10 March, 2008 · Leave a Comment

Dear Grandma Nettie,

I have colors spread out all over my floor. Various shades of green, blue, orange and red. It is as though a color palette vomited on my floor. Also, I’m beginning to think I should take this soundtrack off repeat. I love these songs, but with the way I absorb music I’ve gotta insert something more upbeat. Hmm. I probably should have aimed for sunlight today. That could be it. But these colors are just so damn fascinating…

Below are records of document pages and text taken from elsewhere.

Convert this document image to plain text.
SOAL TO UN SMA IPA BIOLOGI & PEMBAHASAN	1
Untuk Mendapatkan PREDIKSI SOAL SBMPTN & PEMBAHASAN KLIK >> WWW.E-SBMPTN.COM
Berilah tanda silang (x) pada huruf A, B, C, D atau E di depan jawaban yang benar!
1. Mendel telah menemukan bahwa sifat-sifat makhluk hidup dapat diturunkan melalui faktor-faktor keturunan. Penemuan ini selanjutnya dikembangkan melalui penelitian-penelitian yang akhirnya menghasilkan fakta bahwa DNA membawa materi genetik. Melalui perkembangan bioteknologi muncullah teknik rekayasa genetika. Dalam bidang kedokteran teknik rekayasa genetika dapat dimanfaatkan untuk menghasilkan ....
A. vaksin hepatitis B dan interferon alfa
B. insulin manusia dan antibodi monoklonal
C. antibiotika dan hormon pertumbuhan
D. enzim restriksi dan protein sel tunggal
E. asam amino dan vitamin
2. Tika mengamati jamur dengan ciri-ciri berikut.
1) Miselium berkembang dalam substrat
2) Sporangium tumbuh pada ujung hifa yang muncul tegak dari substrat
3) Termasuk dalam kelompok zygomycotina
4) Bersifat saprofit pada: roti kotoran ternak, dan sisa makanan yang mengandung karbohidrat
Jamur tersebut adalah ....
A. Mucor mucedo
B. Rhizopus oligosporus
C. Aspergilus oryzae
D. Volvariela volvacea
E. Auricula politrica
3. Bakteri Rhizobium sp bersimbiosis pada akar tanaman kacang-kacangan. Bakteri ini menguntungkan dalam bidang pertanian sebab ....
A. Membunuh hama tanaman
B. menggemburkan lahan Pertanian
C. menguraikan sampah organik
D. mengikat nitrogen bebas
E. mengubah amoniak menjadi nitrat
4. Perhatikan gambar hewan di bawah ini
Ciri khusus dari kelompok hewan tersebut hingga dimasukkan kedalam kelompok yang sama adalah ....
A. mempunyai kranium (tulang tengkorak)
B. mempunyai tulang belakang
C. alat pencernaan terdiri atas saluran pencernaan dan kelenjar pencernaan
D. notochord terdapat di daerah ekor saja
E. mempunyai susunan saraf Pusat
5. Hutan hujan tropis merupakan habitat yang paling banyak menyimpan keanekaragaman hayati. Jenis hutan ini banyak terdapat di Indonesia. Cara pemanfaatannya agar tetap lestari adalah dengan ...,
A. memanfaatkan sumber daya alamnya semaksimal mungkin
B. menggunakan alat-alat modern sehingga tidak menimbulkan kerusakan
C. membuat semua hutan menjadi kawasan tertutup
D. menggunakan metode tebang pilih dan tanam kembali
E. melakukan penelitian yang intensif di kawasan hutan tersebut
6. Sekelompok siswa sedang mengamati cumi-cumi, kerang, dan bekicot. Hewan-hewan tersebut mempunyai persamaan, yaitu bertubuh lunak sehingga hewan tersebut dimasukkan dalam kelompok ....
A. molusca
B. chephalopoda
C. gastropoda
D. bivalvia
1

Keith Mallett - In Grandma’s Hands Last night I found myself asking you for guidance. I’m an eclectic spiritual person, who ranges from nihilism to Greek mythology to an odd coalescence of Abrahamic faiths and Eastern traditions. So, I like to imagine that my ancestors that have died somehow watch over the living members of the family. I, once again, felt the need for guidance and advice, and lately I haven’t been able to ask the stars for navigation.

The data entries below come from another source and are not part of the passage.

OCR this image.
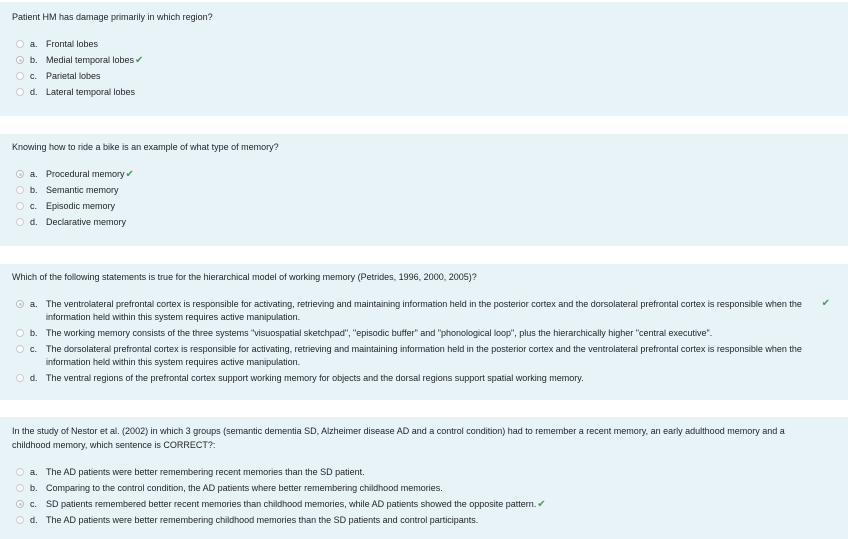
Patient HM has damage primarily in which region?
a. Frontal lobes
b. Medial temporal lobes✔
c. Parietal lobes
d. Lateral temporal lobes
Knowing how to ride a bike is an example of what type of memory?
a. Procedural memory✔
b. Semantic memory
c. Episodic memory
d. Declarative memory
Which of the following statements is true for the hierarchical model of working memory (Petrides, 1996, 2000, 2005)?
a. The ventrolateral prefrontal cortex is responsible for activating, retrieving and maintaining information held in the posterior cortex and the dorsolateral prefrontal cortex is responsible when the information held within this system requires active manipulation.
✔
b. The working memory consists of the three systems "visuospatial sketchpad", "episodic buffer" and "phonological loop", plus the hierarchically higher "central executive".
c. The dorsolateral prefrontal cortex is responsible for activating, retrieving and maintaining information held in the posterior cortex and the ventrolateral prefrontal cortex is responsible when the information held within this system requires active manipulation.
d. The ventral regions of the prefrontal cortex support working memory for objects and the dorsal regions support spatial working memory.
In the study of Nestor et al. (2002) in which 3 groups (semantic dementia SD, Alzheimer disease AD and a control condition) had to remember a recent memory, an early adulthood memory and a childhood memory, which sentence is CORRECT?:
a. The AD patients were better remembering recent memories than the SD patient.
b. Comparing to the control condition, the AD patients where better remembering childhood memories.
c. SD patients remembered better recent memories than childhood memories, while AD patients showed the opposite pattern.✔
d. The AD patients were better remembering childhood memories than the SD patients and control participants.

I wasn’t particularly close to you; not as close as Courtney or some of my other cousins. One of the more standoutish memories I have is when you said my face was getting fat, probably about a year after graduation. It’s left me with a complex since (not really, at least nothing that wasn’t already there.) No, my main memory of you is this incredibly spiritual person. I have this habit of associating everyone I know with a celebrity. I always saw my mom as Oprah when I was younger; my aunt Phyllis as Whitney Houston, my Grandma Retha as Aretha Franklin, and Grandma Nettie as Mother Teresa

She was a tiny person; when I hugged her sometimes I was afraid I’d break her. We never said much to each other, besides the “How is school going?” and my grades. But she always remembered to send me a card for my birthday. Another memory I have of her is coming home from school, slightly upset that she didn’t know how things worked around the house. She was there to help out/vacation/not really sure. Michael was about to be born, so probably to help out. Retrospect makes everything suspicious. Anyways.

I had just walked home from school with an incredibly heavy backpack. It was early January, and though it was windy and slightly chilly, I felt really hot and overburdened. I came inside and started to go up the stairs. Until I got to the top and blacked out. I came to a second later at the base of the stairs, really confused and really happy I wasn’t dead. My grandmother came running around the corner, asking what happened and if I was ok. I told her I fell down the stairs. She looked me over, gave me a hug and then I headed back up the stairs. I safely made it to my bed.

Besides all these nostalgic memories of my Grandma, I caught myself last night asking her for guidance in that one department of my life I can never seem to trust myself in. I thought of what she would think of me. I know she’d love me either way. Perhaps not condone some things but support me either way.

Perhaps I thought of her because, as my emotions fluctuate between rapid highs and lows, whenever I think of that something, that something only becomes much harder to think about. That something ends up dictating my emotions. A horrible affliction for someone who seeks stability. Les choses dans la vie. I’m in search of that person who has that something, I think they’ll understand.

I was hoping the spirit of my grandmother would understand. We both had a mutual understanding. When I was in middle or high school, you told me I had a very old spirit. I like to think we were cut from the same cloth. My dad says I have your personality: the fight, the vim, the vigor, the stubbornness. I like to think my grandma had insight. Enlightenment. And saw in 4D. We also share this predisposition for habitual solitude, perhaps as time to meditate/pray/reflect on our thoughts. Anyways, though I never got to know you like other family members did, nevertheless I’m left with an amazing memory. That in itself rocks. When I find myself in times of trouble, I end up turning to your spirit. And it comforts me to know you would probably tell me right now to just let it be.